Ella lo abraza después de eso. Saitou se consuela en su cuerpo. El calor ardiente de su diosa lo envuelve y lo calma. Respira el perfume del azahar que hay en su ropa y en su cuerpo, a su vez, mezclado con el olor a tabaco que despide él. Se siente bien. Ella acaricia su cabeza con dulzura y él cierra los ojos, sumergido en el abrazo para no ver nada, para espantar fantasmas que él ha creado con sus propias manos. Se permite ser vulnerable ahí, sólo para volver a ser el implacable lobo fuera.

Hay ocasiones donde Saitou se duerme en brazos de Tokio-san. Hoy es uno de esos días. Después de curar las heridas de su cuerpo y parchar las que lleva en el alma, él descansa. Sin pedirlo con palabras, ella concede su único deseo: el de darle paz.

Saitou lucha a diario para conseguir su ideal de paz. Aniquila a todo aquel que pueda causar daño y aunque no lo consigue, en ese pequeño habitáculo que comparte con su esposa, lo alcanza. Él desea expandir esa sensación fuera de esas cuatro paredes y protegerla. Aunque por ahora, sólo pueda velar por ella.

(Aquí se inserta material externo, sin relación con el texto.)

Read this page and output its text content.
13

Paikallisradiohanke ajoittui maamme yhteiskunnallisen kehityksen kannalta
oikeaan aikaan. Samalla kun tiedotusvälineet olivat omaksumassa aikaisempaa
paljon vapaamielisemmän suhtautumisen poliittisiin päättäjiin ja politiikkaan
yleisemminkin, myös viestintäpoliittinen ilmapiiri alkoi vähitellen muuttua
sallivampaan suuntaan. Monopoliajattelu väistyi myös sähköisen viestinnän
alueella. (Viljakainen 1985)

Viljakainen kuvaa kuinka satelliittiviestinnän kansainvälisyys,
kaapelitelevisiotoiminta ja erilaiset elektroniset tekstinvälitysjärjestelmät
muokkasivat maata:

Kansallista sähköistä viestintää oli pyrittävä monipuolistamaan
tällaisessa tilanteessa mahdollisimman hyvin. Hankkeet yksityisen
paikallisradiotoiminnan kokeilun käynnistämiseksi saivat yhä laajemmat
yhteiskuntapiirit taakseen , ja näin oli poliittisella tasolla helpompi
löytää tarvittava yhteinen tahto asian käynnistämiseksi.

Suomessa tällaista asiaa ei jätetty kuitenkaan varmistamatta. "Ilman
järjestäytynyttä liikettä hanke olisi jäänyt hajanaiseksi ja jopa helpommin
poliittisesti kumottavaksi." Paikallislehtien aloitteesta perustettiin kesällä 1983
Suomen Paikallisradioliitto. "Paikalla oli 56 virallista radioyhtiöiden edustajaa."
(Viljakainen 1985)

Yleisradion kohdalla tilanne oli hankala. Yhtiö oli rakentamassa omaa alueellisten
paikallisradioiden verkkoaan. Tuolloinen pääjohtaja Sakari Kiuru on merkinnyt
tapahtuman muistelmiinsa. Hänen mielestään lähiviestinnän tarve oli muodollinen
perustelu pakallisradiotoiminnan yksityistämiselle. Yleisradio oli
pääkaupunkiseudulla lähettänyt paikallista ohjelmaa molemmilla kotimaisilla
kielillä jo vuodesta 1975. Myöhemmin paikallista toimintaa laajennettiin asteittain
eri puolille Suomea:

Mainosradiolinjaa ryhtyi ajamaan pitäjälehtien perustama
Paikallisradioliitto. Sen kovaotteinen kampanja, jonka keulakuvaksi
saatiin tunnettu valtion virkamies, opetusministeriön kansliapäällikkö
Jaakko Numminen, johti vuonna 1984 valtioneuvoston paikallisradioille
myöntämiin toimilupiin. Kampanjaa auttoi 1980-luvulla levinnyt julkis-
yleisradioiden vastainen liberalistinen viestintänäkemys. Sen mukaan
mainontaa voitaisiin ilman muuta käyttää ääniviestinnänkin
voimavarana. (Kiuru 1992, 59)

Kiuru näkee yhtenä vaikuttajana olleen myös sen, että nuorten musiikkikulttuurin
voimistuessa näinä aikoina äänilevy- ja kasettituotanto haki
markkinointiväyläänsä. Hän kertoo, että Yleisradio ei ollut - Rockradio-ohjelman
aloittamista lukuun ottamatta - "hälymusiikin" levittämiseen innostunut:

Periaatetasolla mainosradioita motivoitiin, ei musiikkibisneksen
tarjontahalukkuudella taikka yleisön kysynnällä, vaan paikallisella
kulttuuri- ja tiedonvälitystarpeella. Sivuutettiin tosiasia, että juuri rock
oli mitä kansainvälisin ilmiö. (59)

Al día siguiente, todo vuelve a la normalidad. Él vuelve a su trabajo, aunque ella insiste que se tome unos días para recuperarse. Él asegura ser más fuerte que sus heridas. Entonces, los dos desayunan juntos, conversan un poco antes de despedirse en la puerta. Ella le pedirá que se cuide y que no se esfuerce. Él sólo le promete que volverá como cada día y le pide que haga soba para cenar.

Ella sonríe y él, a su manera la atesora. Sabe que jamás habrá otra mujer tan gentil como ella, que sepa reponer sus pedazos y juntarlos en un solo abrazo.

Los dos enloquecen con las ideas que golpean con violenta pasión su preciada paz. Corrompen sus sentimientos con la ansiedad mientras están lejos, pero al verse, todo desaparece. El consuelo en la mirada del otro es notorio y reconfortante. Saben que mientras tengan eso, mientras exista ese mañana para repetir su rutina y calmar sus ansias, su vida será preciosa.